I knew then what I was missing. I missed taking care of people. For the past few months, rooms had been filled with pathology instead of people.  Instead of focusing on a nervous young boy, for example, whose confidence had been plummeting since puberty, I was supposed to focus on acne. Or instead of an elderly couple confused about a new diagnosis, I was supposed to focus on irregular moles. In medical subspecialties, there is a tendency to place a heavy emphasis on pathology. A specialist is asked to manage the diagnosis; I want to manage the patient.

Much of our value as future physicians is determined by exam scores and how well we understand the biological processes of disease, which are the focus of extensive lectures, journal clubs, and rounds. The patient’s thoughts and feelings and the underlying factors that affect medical self-efficacy are rarely the topic of discussion. We are quick to label patients as “nonadherent” because we have immersed ourselves in a world that has us believe that our advice is self-evident, not realizing that we need to bridge the gap in knowledge through more effective communication with our patients.  It is far easier to blame our patients for not listening, than to ask ourselves if we are the ones mishandling the message.  

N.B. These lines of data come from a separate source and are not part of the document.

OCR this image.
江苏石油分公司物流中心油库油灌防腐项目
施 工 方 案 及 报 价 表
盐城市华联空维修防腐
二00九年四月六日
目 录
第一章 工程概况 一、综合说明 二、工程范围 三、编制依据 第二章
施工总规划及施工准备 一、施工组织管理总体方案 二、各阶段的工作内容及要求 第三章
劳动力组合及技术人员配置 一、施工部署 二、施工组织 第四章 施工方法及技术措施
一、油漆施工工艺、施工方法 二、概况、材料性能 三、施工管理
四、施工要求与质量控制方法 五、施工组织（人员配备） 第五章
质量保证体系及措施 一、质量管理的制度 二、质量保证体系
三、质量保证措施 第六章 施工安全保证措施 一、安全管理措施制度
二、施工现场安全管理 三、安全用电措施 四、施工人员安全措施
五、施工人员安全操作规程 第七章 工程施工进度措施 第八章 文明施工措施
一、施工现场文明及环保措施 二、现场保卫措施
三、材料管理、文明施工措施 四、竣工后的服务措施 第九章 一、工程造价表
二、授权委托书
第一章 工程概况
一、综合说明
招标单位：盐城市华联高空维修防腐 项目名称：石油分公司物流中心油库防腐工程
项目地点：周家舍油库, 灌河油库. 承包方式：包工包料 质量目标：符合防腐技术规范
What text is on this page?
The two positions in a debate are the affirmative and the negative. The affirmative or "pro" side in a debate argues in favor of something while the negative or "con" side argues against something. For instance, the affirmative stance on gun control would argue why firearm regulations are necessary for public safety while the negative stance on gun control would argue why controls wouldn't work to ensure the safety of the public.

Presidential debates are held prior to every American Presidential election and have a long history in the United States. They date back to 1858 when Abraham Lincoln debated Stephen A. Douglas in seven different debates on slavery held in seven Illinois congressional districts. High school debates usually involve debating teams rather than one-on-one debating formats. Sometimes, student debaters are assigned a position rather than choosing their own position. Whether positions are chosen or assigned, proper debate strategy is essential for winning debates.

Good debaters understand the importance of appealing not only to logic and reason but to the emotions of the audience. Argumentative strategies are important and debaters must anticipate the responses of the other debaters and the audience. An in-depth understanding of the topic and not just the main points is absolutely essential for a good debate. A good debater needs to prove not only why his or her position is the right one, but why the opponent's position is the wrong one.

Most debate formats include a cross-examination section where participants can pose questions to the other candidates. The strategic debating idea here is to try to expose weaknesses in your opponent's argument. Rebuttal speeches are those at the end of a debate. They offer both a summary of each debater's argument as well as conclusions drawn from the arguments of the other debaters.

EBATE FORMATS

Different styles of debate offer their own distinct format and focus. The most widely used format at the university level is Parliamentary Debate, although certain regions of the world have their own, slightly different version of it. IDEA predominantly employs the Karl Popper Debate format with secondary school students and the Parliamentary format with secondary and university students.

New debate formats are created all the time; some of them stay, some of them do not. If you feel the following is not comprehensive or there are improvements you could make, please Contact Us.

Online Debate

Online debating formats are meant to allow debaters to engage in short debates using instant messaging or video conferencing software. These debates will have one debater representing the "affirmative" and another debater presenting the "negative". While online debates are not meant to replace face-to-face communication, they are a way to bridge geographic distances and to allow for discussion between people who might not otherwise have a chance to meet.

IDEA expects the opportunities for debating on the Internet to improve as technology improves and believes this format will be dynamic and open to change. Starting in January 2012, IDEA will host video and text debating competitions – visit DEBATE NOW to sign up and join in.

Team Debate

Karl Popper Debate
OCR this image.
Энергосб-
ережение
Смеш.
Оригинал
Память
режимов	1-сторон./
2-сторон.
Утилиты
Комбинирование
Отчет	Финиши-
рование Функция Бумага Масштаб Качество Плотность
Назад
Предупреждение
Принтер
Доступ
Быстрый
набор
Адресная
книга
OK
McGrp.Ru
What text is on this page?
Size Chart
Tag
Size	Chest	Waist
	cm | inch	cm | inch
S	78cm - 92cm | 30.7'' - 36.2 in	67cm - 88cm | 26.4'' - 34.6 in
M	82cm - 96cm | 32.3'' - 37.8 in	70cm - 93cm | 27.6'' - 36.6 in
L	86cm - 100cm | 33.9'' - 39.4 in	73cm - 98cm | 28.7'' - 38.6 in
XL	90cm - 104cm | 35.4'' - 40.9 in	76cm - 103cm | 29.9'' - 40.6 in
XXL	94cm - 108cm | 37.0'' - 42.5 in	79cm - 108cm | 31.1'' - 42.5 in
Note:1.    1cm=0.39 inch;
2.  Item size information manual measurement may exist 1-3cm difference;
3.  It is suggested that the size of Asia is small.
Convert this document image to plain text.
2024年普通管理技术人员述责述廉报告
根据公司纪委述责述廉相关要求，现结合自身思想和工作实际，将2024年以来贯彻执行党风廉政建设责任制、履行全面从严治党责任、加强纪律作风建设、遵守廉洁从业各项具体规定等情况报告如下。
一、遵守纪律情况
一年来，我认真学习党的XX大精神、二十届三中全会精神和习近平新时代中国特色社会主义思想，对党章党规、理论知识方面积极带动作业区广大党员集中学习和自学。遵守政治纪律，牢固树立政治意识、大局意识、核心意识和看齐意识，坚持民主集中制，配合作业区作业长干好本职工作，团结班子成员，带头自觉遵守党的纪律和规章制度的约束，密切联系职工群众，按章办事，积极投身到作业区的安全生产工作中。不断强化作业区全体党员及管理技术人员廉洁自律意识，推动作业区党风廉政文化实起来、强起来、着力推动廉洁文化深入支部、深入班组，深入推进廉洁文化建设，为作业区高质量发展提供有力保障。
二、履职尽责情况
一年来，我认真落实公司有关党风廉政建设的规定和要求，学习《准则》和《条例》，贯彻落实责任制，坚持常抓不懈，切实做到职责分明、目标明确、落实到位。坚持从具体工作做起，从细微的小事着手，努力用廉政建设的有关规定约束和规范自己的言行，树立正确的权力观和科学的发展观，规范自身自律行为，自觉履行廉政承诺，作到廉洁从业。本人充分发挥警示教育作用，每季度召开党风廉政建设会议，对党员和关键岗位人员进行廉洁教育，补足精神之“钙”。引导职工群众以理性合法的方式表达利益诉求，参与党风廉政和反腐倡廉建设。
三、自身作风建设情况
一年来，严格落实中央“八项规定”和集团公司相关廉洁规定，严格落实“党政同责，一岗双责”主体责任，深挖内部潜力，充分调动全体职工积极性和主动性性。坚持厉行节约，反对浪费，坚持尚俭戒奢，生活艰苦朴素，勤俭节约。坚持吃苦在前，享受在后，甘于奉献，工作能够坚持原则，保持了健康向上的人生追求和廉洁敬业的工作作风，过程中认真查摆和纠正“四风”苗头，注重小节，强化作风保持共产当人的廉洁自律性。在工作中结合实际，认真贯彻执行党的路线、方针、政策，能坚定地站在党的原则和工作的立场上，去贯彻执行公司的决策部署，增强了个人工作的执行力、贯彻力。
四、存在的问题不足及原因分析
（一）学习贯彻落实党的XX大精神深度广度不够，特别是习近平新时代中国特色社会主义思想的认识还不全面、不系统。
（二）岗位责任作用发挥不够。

I chose family medicine as a specialty because of its emphasis on people over pathology. By giving a person’s biological, psychological, and social health equal gravity in developing a treatment plan, we can make a remarkable difference in a person’s life. After meeting with the elderly couple, I remembered why I was in a dermatology rotation. I wanted to be a better doctor. I wanted to improve my knowledge so I can become a better communicator and guide my patients through their lives, not just periods of disease. Primary care will let me to do that. 

Michael Richardson is a 4th-year medical student at the University of Massachusetts Worcester. He plans to enter family medicine residency in the summer of 2014. Michael’s research interests include social determinants of health, obesity prevention, and redefining primary care delivery.